In this demagogic moment, conservatism pretends to moral seriousness without confronting the real problems of life, death and financial constraint raised by the Schiavo case. The President and the Congress passed the decision back to the courts so that they could blame the judiciary. The right-wing ideologues tell us that we must protect every life, while demanding that we lower taxes, cut medical programs and deny care to the poor.

I have to say, though, that these conservative imperatives are not so much contradictory as complementary. Republicans offer moral pieties and crocodile tears in order to win elections and bend the nation to their avarice. It may be false advertising, but it has, up to now, been working for them. It's therefore encouraging that polls indicate a strong majority didn't buy and didn't like the posturing and Constitution-rigging that went on last week.

Regarding the Schiavo case, because I've been angry about Peggy Noonan's craven accusation since I read it last week, I want to say again that I think Michael Schiavo should have left his wife's fate to her parents. His determination to see it through appears to be motivated solely by his commitment to what he believes were his wife's wishes, but his "victory" (and I certainly don't believe he would call it that) will be a pyrrhic one. However, I believe in the medical appropriateness of his decision and in his legal right to make it, and I believe the judges supporting his decision are right and the politicians seeking to seize control of Terri Schiavo, even in her parents' name, are wrong. My opinion isn't black or white, let alone "red-fanged and ravenous," nor am I "half in love with death," Peggy Noonan, you twisted harpy.

None of us, of course--from me to Peggy Noonan to President Bush--has a right to have our opinion considered in the matter between the Schiavo and Schindler families. Ironies, not to say hypocrisies, abound on all sides of this perfect storm, but two things have struck me since it was upgraded to a hurricane.

First, where was President Bush's willingness to sleep in his boots and leap to the firepole of executive responsibility in December, when it took him three days to even speak into a microphone about the tsunami, let alone return to the White House?

Second, how do these personally unrelated yet tirelessly obsessed citizens and spokespersons, whose passionate concern for any and all life requires that they actively demonstrate to preserve even a woman whose brain is physically gone, maintain any shred of their sanity when they consider the tens of thousands of Americans and Iraqis who were fully aware and functioning when their lives were ended under circumstances far more questionable and painful than Terri Schiavo's?

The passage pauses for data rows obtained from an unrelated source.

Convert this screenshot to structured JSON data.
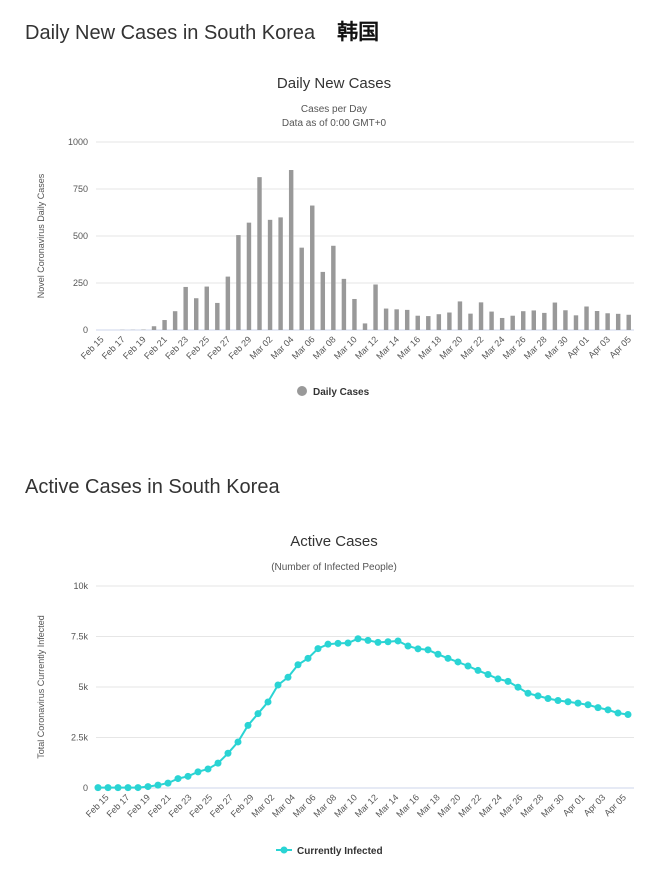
{
  "sections": {
    "daily_title": "Daily New Cases in South Korea",
    "daily_title_cn": "韩国",
    "active_title": "Active Cases in South Korea"
  },
  "chart_data": [
    {
      "type": "bar",
      "title": "Daily New Cases",
      "subtitle_1": "Cases per Day",
      "subtitle_2": "Data as of 0:00 GMT+0",
      "ylabel": "Novel Coronavirus Daily Cases",
      "ylim": [
        0,
        1000
      ],
      "yticks": [
        0,
        250,
        500,
        750,
        1000
      ],
      "ytick_labels": [
        "0",
        "250",
        "500",
        "750",
        "1000"
      ],
      "x_tick_labels": [
        "Feb 15",
        "Feb 17",
        "Feb 19",
        "Feb 21",
        "Feb 23",
        "Feb 25",
        "Feb 27",
        "Feb 29",
        "Mar 02",
        "Mar 04",
        "Mar 06",
        "Mar 08",
        "Mar 10",
        "Mar 12",
        "Mar 14",
        "Mar 16",
        "Mar 18",
        "Mar 20",
        "Mar 22",
        "Mar 24",
        "Mar 26",
        "Mar 28",
        "Mar 30",
        "Apr 01",
        "Apr 03",
        "Apr 05"
      ],
      "categories": [
        "Feb 15",
        "Feb 16",
        "Feb 17",
        "Feb 18",
        "Feb 19",
        "Feb 20",
        "Feb 21",
        "Feb 22",
        "Feb 23",
        "Feb 24",
        "Feb 25",
        "Feb 26",
        "Feb 27",
        "Feb 28",
        "Feb 29",
        "Mar 01",
        "Mar 02",
        "Mar 03",
        "Mar 04",
        "Mar 05",
        "Mar 06",
        "Mar 07",
        "Mar 08",
        "Mar 09",
        "Mar 10",
        "Mar 11",
        "Mar 12",
        "Mar 13",
        "Mar 14",
        "Mar 15",
        "Mar 16",
        "Mar 17",
        "Mar 18",
        "Mar 19",
        "Mar 20",
        "Mar 21",
        "Mar 22",
        "Mar 23",
        "Mar 24",
        "Mar 25",
        "Mar 26",
        "Mar 27",
        "Mar 28",
        "Mar 29",
        "Mar 30",
        "Mar 31",
        "Apr 01",
        "Apr 02",
        "Apr 03",
        "Apr 04",
        "Apr 05"
      ],
      "series": [
        {
          "name": "Daily Cases",
          "color": "#999999",
          "values": [
            0,
            0,
            1,
            1,
            2,
            20,
            53,
            100,
            229,
            169,
            231,
            144,
            284,
            505,
            571,
            813,
            586,
            599,
            851,
            438,
            662,
            309,
            448,
            272,
            165,
            35,
            242,
            114,
            110,
            107,
            76,
            74,
            84,
            93,
            152,
            87,
            147,
            98,
            64,
            76,
            100,
            104,
            91,
            146,
            105,
            78,
            125,
            101,
            89,
            86,
            81
          ]
        }
      ],
      "legend": "bottom-center",
      "grid": true
    },
    {
      "type": "line",
      "title": "Active Cases",
      "subtitle_1": "(Number of Infected People)",
      "ylabel": "Total Coronavirus Currently Infected",
      "ylim": [
        0,
        10000
      ],
      "yticks": [
        0,
        2500,
        5000,
        7500,
        10000
      ],
      "ytick_labels": [
        "0",
        "2.5k",
        "5k",
        "7.5k",
        "10k"
      ],
      "x_tick_labels": [
        "Feb 15",
        "Feb 17",
        "Feb 19",
        "Feb 21",
        "Feb 23",
        "Feb 25",
        "Feb 27",
        "Feb 29",
        "Mar 02",
        "Mar 04",
        "Mar 06",
        "Mar 08",
        "Mar 10",
        "Mar 12",
        "Mar 14",
        "Mar 16",
        "Mar 18",
        "Mar 20",
        "Mar 22",
        "Mar 24",
        "Mar 26",
        "Mar 28",
        "Mar 30",
        "Apr 01",
        "Apr 03",
        "Apr 05"
      ],
      "series": [
        {
          "name": "Currently Infected",
          "color": "#2ad4d4",
          "values": [
            18,
            18,
            18,
            19,
            21,
            70,
            142,
            242,
            466,
            578,
            800,
            940,
            1230,
            1720,
            2280,
            3100,
            3680,
            4260,
            5100,
            5480,
            6100,
            6420,
            6900,
            7120,
            7160,
            7180,
            7390,
            7310,
            7210,
            7240,
            7280,
            7030,
            6890,
            6840,
            6620,
            6420,
            6240,
            6040,
            5820,
            5620,
            5400,
            5280,
            4990,
            4690,
            4560,
            4430,
            4330,
            4270,
            4200,
            4120,
            3980,
            3870,
            3710,
            3640
          ]
        }
      ],
      "legend": "bottom-center",
      "grid": true
    }
  ]
}
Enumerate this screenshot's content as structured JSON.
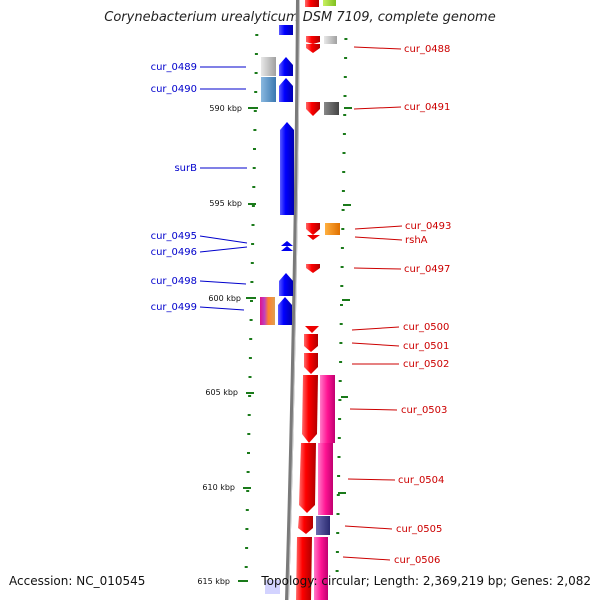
{
  "title": "Corynebacterium urealyticum DSM 7109, complete genome",
  "footer": {
    "accession": "Accession: NC_010545",
    "topology": "Topology: circular; Length: 2,369,219 bp; Genes: 2,082"
  },
  "colors": {
    "left_label": "#0000cc",
    "right_label": "#cc0000",
    "forward": "#0000ee",
    "reverse": "#ee0000",
    "tick": "#1a7a1a",
    "backbone": "#888888"
  },
  "ticks": [
    {
      "label": "590 kbp"
    },
    {
      "label": "595 kbp"
    },
    {
      "label": "600 kbp"
    },
    {
      "label": "605 kbp"
    },
    {
      "label": "610 kbp"
    },
    {
      "label": "615 kbp"
    }
  ],
  "left_genes": [
    {
      "label": "cur_0489"
    },
    {
      "label": "cur_0490"
    },
    {
      "label": "surB"
    },
    {
      "label": "cur_0495"
    },
    {
      "label": "cur_0496"
    },
    {
      "label": "cur_0498"
    },
    {
      "label": "cur_0499"
    }
  ],
  "right_genes": [
    {
      "label": "cur_0488"
    },
    {
      "label": "cur_0491"
    },
    {
      "label": "cur_0493"
    },
    {
      "label": "rshA"
    },
    {
      "label": "cur_0497"
    },
    {
      "label": "cur_0500"
    },
    {
      "label": "cur_0501"
    },
    {
      "label": "cur_0502"
    },
    {
      "label": "cur_0503"
    },
    {
      "label": "cur_0504"
    },
    {
      "label": "cur_0505"
    },
    {
      "label": "cur_0506"
    }
  ]
}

The contrast between their agony over an irrecoverably unconscious woman's peaceful demise and what I assume is their disinterest in those thousands of violent deaths--since I am unaware of any "culture of life" adherents using this opportunity to also demonstrate against the war or the administration--is as inexplicable to me as my position apparently is to Peggy Noonan and the rest of the hysterical right.

Which is fine, as long as they don't suspend the Constitution to force the triumph of their madness over mine. Justice is supposed to be blind, but the party in power would prefer to lower her blindfold to cover her shameful breasts, so self-righteously certain are they that her vision would favor them.